Ce n’est pas d’hier que Chevrolet caresse l’idée de faire passer le V8 de sa voiture sport à l’arrière. Il y a 60 ans, GM avait présenté un premier concept avec cette architecture, le CERV-1 (Chevrolet Engineering Research Vehicule). Ce n’était pas exactement une Corvette, mais l’idée avait commencé à germer. Huit générations plus tard, la Corvette propose une configuration mécanique capable d’affronter les plus grands bolides d’Europe.
La nouvelle architecture technique de la Corvette commande que la voiture adopte une approche stylistique complètement différente des sept précédentes. Tout passe par les proportions. Historiquement, elle offrait un long capot et un arrière tronqué sous sa lunette. Maintenant, le museau plongeant se montre très court et flanqué par deux gros blocs optiques. Pour l’aérodynamisme, les designers multiplient les ouvertures. Le but est d’orienter les mouvements d’air pour optimiser la pression négative sur la carrosserie et alimenter les radiateurs.
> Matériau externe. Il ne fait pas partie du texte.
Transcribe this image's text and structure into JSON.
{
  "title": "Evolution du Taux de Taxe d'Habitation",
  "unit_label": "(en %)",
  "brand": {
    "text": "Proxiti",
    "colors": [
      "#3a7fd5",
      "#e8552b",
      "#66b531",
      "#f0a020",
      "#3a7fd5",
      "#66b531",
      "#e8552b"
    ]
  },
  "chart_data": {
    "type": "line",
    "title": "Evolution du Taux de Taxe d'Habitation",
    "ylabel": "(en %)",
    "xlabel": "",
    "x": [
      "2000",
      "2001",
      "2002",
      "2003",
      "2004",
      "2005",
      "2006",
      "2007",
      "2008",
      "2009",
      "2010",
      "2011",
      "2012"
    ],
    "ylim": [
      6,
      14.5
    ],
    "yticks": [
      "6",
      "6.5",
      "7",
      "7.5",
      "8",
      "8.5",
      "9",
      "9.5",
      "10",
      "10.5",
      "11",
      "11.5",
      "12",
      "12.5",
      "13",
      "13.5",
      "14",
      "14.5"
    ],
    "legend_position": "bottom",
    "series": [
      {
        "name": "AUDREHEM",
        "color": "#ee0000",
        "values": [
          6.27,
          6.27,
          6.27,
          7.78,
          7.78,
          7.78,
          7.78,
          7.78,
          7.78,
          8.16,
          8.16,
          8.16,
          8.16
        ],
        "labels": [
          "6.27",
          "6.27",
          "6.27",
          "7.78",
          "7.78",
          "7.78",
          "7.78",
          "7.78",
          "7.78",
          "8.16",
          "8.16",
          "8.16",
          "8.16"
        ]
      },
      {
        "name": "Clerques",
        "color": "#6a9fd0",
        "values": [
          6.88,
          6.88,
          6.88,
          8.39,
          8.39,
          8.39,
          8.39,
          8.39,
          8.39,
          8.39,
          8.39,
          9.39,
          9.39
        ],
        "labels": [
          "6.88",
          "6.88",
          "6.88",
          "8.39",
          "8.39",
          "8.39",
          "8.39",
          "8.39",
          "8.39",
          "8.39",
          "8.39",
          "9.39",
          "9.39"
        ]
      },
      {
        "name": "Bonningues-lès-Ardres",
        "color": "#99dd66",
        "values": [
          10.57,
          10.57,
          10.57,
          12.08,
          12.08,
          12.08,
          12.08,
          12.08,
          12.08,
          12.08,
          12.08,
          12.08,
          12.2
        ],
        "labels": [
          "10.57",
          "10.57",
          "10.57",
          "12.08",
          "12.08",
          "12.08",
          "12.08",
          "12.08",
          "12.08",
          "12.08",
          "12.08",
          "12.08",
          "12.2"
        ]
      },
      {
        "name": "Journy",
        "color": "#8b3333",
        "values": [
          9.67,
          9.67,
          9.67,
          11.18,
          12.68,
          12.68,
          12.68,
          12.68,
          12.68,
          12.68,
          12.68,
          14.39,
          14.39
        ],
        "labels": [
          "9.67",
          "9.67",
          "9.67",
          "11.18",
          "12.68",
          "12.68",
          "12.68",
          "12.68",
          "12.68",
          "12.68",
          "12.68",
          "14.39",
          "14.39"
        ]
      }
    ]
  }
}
C’est de profil que la C8 est absolument saisissante. L’habitacle se déporte vers l’avant et rapproche les passagers du train avant. Inspirée des avions de chasse F22 et F35, la forme de la cabine adopte des airs de Ferrari et de McLaren. Impossible de manquer la prise d’air latérale qui pointe dans la portière, peut-être un peu trop grosse selon moi. Par souci de pureté, les poignées de porte sont cachées. Chevrolet meuble la carrosserie sans tomber dans l’exagération. Il ne faut pas oublier que la partie centrale du toit peut être retirée pour lui donner un look « Targa ». Sur ce plan, trois possibilités : peinte de la même couleur que la voiture, en fibre de carbone ou encore translucide. Chevrolet offrira 12 coloris extérieurs et une collection de jantes. Les roues sont de tailles différentes avec des 245/35ZR19 à l’avant, alors qu’à l’arrière ce sont des 305/30ZR20.
Pour le design arrière, on note des hanches fortes pour intégrer le V8. On reconduit les doubles feux traditionnels avec un éclairage complet à DEL et un clignotant à allumage progressif. La lunette laisse voir la mécanique… loi obligatoire pour les moteurs centraux. Sept sorties d’air l’encadrent pour le look et pour permettre l’aération du moulin. Un becquet/aileron (selon la version) assure un maximum de pression négative sur le train, combiné à un diffuseur sous le véhicule qui facilite l’écoulement aérien. Pour l’évacuation, deux grandes sorties d’air sont flanquées sur le parechoc. Les quatre pots d’échappement ne sont plus au centre, ils se séparent plutôt en paires.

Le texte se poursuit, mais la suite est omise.